Jeva knew that she couldn’t lie like that, even for Thanos.

“I saw death,” she said. “Your death, my death. The death of our whole people if we do this.”

A murmur went around the room. Her people had no fear of death, but the destruction of their whole way of life was something else.

“You have asked me to speak for the dead,” Jeva said, “and they have said that in Haylon, victory would be bought with our people’s lives.” She took a breath, thinking about what Thanos would have done. “I don’t want to speak for the dead. I want to speak for the living.”

The murmurs changed tone, becoming more confused. Becoming angrier in some spaces too.

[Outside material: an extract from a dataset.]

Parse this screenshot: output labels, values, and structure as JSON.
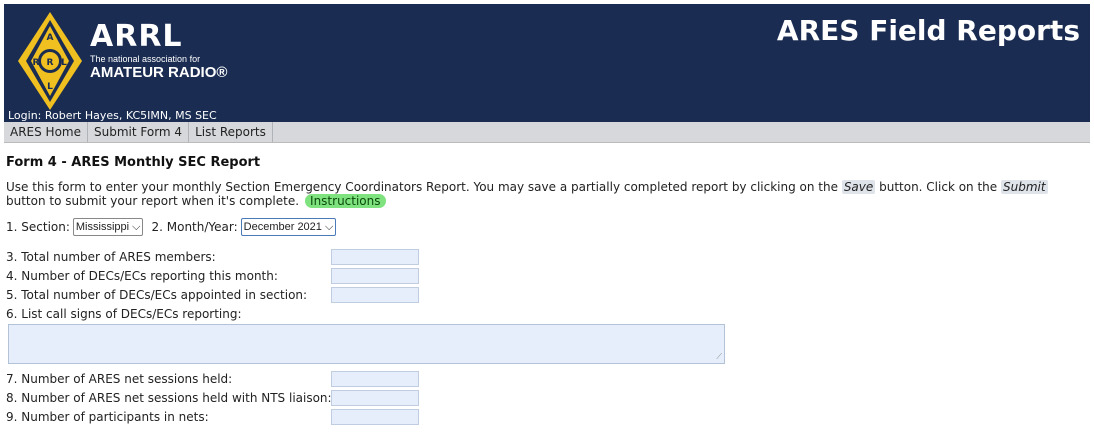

“I know what you think,” Jeva said. “You think I am speaking sacrilege. But there is a whole island of people out there that needs our help. I saw the dead, and they cursed me for their deaths. Do you know what that tells me? That life matters! That the lives of all those who will die if we don’t help matter. If we do not help, we allow evil to stand. We allow those who would live in peace to be slaughtered. I will stand against that, not because the dead require it, but because the living do!”

There was uproar then in the hall. The Speaker of the Dead looked at it all, then at Jeva. He pushed her toward the door.

“You should go,” he said. “Go before they kill you for blasphemy.”

Jeva didn’t go, though. The dead had already told her that she would die for doing this. If that was the price of gaining help, she would pay it. She stood there as a point of silence in the middle of the arguments in the room. When a man ran at her, she kicked him back and kept standing. It was all she could do right then. She waited for the moment when one of them would finally kill her.

Jeva was quite confused when they didn’t. Instead, the noise in the room died down, and the people there stood in front of her, looking her way. One by one, they fell to their knees, and the Speaker of the Dead stepped forward.

“It seems that we will go with you to Haylon, sister.”

Jeva blinked. “I… don’t understand.”

She should have been dead then. The dead had told her that it was the sacrifice they wanted.

“Have you forgotten our ways so completely?” the priest said. “You have offered us a death worth having. Who are we to argue?”

Jeva fell to her knees with the others then. She didn’t know what to say. She’d been expecting death, and had life instead. Now, she just had to make it count for something.

“We’re coming, Thanos,” she promised.